Oil-burners have been having a tough time over the past couple of years as manufacturers are finding that, while this type of engine is efficient in terms of consumption, they can be detrimental to the environment. Future emissions regulations will also affect the production of diesel engines.
At Geneva, Volvo CEO Hakan Samuelsson suggested that the brand might end production on its turbodiesel engines by 2020 and focus on its twin-engine petrol-electric hybrid powertrain until eventually transitioning into electrification.

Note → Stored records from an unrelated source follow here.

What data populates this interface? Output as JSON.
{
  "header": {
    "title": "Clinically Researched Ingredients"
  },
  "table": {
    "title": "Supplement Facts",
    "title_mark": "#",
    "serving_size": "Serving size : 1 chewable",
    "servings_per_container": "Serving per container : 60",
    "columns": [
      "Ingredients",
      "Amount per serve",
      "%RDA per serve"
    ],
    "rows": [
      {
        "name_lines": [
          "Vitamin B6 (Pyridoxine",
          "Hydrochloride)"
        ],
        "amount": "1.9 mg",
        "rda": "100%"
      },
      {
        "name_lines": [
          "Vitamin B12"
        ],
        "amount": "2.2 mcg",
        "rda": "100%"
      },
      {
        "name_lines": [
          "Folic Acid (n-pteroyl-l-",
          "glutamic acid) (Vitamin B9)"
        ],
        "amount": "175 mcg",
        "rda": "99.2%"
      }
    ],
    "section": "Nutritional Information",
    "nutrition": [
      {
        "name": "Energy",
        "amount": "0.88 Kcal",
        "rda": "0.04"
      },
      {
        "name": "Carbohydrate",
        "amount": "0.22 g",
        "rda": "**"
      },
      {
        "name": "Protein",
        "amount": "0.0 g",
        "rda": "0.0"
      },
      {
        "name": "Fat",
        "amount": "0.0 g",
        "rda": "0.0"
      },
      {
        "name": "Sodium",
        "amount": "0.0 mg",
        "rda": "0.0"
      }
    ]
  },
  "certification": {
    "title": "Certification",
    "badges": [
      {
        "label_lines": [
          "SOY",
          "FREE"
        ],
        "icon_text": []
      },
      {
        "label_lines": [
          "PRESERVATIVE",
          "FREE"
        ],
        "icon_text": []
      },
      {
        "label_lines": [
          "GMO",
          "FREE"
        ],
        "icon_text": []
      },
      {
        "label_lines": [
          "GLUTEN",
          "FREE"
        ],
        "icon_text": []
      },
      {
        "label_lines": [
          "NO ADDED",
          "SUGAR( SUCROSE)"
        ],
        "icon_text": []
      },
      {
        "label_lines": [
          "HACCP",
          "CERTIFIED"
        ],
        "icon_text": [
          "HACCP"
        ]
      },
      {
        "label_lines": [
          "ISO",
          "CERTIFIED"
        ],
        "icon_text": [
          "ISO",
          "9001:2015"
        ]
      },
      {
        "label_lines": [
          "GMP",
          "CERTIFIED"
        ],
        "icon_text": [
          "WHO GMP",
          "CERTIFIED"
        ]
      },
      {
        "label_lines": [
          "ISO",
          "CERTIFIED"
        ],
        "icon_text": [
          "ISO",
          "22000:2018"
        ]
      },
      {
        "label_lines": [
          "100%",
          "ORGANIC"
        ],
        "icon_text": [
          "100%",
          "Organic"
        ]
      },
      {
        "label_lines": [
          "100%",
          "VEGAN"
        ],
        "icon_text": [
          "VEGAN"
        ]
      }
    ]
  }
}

The new regulations will force Volvo and other manufacturers to lower their emissions to 95 g/km by 2020 which is a near impossible figure to reach with a diesel powerplant. The current Volvo XC90 T8 Twin Engine, however, manages to only squeeze 49 g/km out of its pipes.
The Volvo V40 D2 emits 89 g/km, but with relatively low outputs of 88 kW and 280 N.m, there is an inherent sacrifice. A petrol-electric hybrid powertrain can produce more power and less emissions.
A diesel-electric hybrid system has been thought of before, but this system would be far less feasible than the conventional system that is currently in play.
“Just improving the efficiency of a combustion engine, I think, is already done. The next step is hybridisation and pure electric cars,” Samuelsson says.
It seems that this is a route many manufacturers will have to explore once the new emissions standards take effect in 2020.